Nichtsdestotrotz erhielt die Zeitung nach dem Anschlag unerhoffte Unterstützung von Personen mit durchaus rassistischen Absichten – so etwa von Marine Le Pen vom rechtsextremen Front National, die von einem "Anschlag auf den französischen Laizismus" sprach. Auch der rechtskonservative Innenminister Claude Guéant – gegen den eine Strafanzeige wegen rassistischer Auslassungen läuft, zählt dazu. Er stattete der verwüsteten Reaktion einen symbolischen "Solidaritätsbesuch" ab.
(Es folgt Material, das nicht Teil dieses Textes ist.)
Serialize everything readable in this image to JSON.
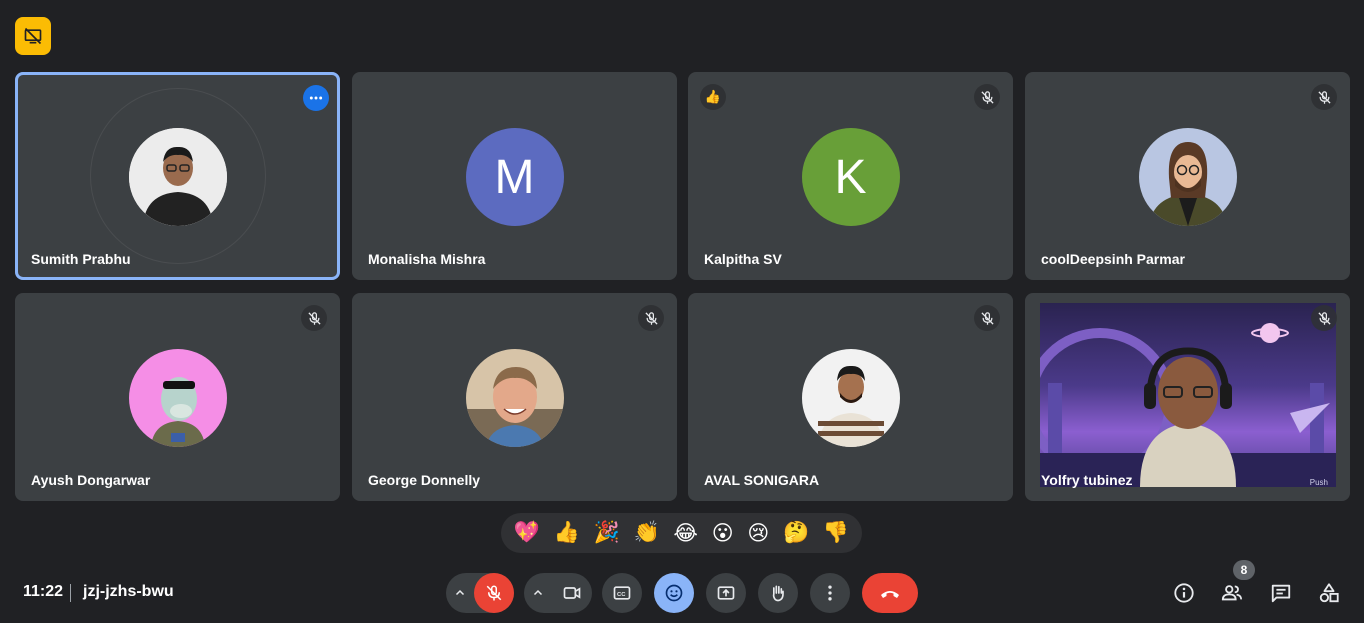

Doch gegen diese politischen Vereinnahmungsversuche wehrte sich die Redaktion von Charlie Hebdo. Ende vergangener Woche erschien eine vierseitige Karikaturenbeilage des Satireblatts zu der Tageszeitung Libération, welche derzeit die Redaktion von Charlie Hebdo in ihren Räumen beherbergt.
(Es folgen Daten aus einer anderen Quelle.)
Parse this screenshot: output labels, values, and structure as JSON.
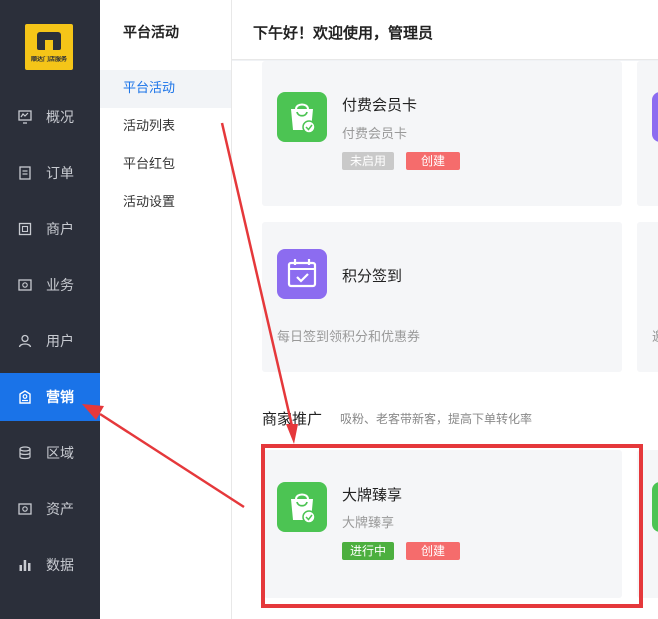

Darin wird die plötzliche Gefühlsaufwallung von Claude Guéant für die Meinungsfreiheit sarkastisch hinterfragt – mit dem Hinweis, dass es Guéant war, der 2010 mehrfach Journalisten illegal abhören ließ, um "undichte Stellen" innerhalb der Regierung aufzuspüren. Nicht alle Umarmungsversuche sind also willkommen.

Vorerst wird Charlie Hebdo nun bei der sozialliberalen Tageszeitung Libération erscheinen. Das Pariser Rathaus hat bereits angekündigt, der Redaktion bei der Suche neuer Arbeitsräume zu assistieren.